Partie IV - Les chantiers de la souveraineté recouvrée
7 - Logement familial
L’accès au logement familial est le frein le plus concret à la natalité et à la mobilité sociale. Un couple en location dans 35m² ne fait pas d’enfant par impossibilité matérielle, pas par manque d’envie. La politique du logement est donc indissociable de la politique nataliste ; les deux chantiers se renforcent mutuellement dans leur objectif de rééquilibrage territorial.
Disponibilité, pas construction
Le Commissariat au Plan définit des objectifs de disponibilité de logements familiaux par département (nombre, surface minimale par enfant, accessibilité financière par rapport au revenu médian local). L’objectif est la disponibilité, pas la construction neuve : la rénovation des logements existants est la solution à favoriser en priorité, pour des raisons économiques, environnementales et patrimoniales simultanées.
Le département est doté d’un budget dédié et est libre du moyen pour atteindre l’objectif (rénovation, rachat de logements vacants, conventionnement avec propriétaires privés, construction en dernier recours). La commune reste libre de ses choix d’urbanisme : pas d’obligation de construire imposée d’en haut.
La rénovation par prêts bonifiés CDC
Les propriétaires de logements dégradés ou sous-occupés bénéficient de prêts bonifiés de la Caisse des Dépôts pour financer les travaux. Ces prêts ne sont pas des exonérations fiscales : l’argent est remboursé et retourne dans le circuit économique financer de nouveaux projets. La condition est contractuelle et non négociable : le logement rénové doit être mis en location dans les mois suivant la fin des travaux. Si le propriétaire ne s’exécute pas, le prêt bascule au taux de marché majoré d’une pénalité, et en cas de défaut persistant, la saisie du bien est possible.
Ce mécanisme produit des bénéfices multiples simultanément : logements familiaux disponibles, habitat insalubre résorbé, activité pour les artisans et PME du BTP, patrimoine bâti national entretenu. C’est la logique circuitiste appliquée au logement ; chaque euro investi crée de la valeur à chaque passage.
La coercition sur les logements vacants
Tant qu’il existe des sans-abri sur le territoire national, un logement vacant est une situation inacceptable.

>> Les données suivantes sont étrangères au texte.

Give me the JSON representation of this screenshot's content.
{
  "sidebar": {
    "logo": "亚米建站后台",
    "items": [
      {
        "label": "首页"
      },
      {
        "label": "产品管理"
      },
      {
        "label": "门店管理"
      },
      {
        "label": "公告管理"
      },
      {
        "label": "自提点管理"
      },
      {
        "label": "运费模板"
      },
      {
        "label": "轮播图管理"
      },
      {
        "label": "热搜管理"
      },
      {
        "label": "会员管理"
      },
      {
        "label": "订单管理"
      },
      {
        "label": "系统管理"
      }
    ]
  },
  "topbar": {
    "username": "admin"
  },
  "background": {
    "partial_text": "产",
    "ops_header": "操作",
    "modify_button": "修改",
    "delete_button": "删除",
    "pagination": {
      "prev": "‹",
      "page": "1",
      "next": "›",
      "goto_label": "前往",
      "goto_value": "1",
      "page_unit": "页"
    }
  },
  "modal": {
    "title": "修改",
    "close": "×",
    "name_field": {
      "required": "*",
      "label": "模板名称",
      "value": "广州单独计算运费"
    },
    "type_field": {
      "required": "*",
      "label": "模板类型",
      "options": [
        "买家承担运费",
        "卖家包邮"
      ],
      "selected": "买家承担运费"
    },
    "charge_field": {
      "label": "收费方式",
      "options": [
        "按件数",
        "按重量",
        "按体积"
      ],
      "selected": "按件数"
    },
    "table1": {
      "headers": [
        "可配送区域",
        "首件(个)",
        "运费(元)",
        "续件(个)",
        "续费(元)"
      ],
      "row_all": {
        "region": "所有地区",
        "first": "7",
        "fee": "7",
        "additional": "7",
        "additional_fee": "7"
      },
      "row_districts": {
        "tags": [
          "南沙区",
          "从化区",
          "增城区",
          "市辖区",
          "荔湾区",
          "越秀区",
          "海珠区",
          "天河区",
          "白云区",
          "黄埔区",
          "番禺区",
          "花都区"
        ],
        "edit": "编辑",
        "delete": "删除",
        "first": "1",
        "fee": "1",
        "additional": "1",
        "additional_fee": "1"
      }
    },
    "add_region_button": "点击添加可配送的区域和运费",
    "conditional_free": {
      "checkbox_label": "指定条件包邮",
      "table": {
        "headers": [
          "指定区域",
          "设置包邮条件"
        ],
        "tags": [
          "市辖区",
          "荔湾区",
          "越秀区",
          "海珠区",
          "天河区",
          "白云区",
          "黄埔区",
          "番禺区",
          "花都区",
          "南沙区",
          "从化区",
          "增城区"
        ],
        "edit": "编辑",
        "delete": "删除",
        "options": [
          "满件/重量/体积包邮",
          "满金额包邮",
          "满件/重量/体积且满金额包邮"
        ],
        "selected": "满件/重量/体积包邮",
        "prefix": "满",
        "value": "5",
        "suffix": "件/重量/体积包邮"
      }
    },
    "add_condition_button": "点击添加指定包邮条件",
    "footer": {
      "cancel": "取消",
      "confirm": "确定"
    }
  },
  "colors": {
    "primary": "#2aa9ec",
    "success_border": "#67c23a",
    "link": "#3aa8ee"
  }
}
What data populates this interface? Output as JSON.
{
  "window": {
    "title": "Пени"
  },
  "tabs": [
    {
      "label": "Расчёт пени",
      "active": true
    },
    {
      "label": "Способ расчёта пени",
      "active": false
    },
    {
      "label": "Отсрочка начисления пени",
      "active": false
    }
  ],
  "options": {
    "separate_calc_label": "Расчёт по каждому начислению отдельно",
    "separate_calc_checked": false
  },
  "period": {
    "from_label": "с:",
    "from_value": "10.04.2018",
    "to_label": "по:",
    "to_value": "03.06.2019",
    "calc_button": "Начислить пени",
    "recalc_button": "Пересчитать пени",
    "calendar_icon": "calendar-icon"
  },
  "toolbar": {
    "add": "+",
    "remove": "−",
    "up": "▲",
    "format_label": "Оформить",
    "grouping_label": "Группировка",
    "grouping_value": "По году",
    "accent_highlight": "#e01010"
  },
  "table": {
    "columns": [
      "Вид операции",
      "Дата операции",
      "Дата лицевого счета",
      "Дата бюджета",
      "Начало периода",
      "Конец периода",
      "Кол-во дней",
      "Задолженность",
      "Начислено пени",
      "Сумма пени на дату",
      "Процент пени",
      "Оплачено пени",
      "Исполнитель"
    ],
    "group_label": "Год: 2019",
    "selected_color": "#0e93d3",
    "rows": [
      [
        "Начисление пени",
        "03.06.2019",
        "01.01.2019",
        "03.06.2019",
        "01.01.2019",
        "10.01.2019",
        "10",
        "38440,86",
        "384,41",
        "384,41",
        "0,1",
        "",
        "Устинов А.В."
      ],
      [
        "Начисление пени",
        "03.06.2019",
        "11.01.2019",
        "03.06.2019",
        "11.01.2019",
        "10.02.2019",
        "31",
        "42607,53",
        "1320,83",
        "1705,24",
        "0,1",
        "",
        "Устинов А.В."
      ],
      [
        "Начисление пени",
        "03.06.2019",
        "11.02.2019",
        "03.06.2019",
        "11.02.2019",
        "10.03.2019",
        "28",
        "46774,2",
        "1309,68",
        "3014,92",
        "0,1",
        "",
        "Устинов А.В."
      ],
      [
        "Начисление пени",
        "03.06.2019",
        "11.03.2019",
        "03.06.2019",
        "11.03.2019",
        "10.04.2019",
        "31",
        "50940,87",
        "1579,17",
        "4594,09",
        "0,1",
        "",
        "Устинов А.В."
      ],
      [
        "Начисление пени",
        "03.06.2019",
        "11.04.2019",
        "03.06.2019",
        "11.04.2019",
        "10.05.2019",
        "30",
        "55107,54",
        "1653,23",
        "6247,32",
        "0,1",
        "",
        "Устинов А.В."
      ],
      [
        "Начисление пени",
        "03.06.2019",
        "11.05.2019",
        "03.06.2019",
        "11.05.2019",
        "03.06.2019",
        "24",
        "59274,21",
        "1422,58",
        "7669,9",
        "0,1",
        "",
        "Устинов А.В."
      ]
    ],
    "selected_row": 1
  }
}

La détection est automatique : croisement fiscal entre le registre cadastral et les consommations d’eau et d’électricité, avec un recensement systématique par le département.
La réponse est graduée. D’abord une taxation progressive de la vacance : plus le logement reste vide, plus la taxe est lourde, jusqu’à rendre la vacance économiquement intenable. Si le propriétaire refuse malgré tout de mettre en location, le département exerce son droit de préemption à prix de marché contraint. En dernier recours, si des sans-abri sont avérés sur le territoire et des logements vacants identifiés, la réquisition s’applique, avec indemnisation du propriétaire mais sans possibilité de refus. L’intérêt national prime sur le droit de propriété absolu.
Des cas particuliers sont traités spécifiquement. Les successions bloquées font l’objet d’une procédure judiciaire accélérée. Les logements dégradés bénéficient de l’aide à la rénovation conditionnée à la mise en location. Les résidences secondaires sont soumises à la taxation de vacance en zone tendue, mais pas à la réquisition, qui reste réservée aux logements dont la vacance est inexpliquée face à une demande avérée.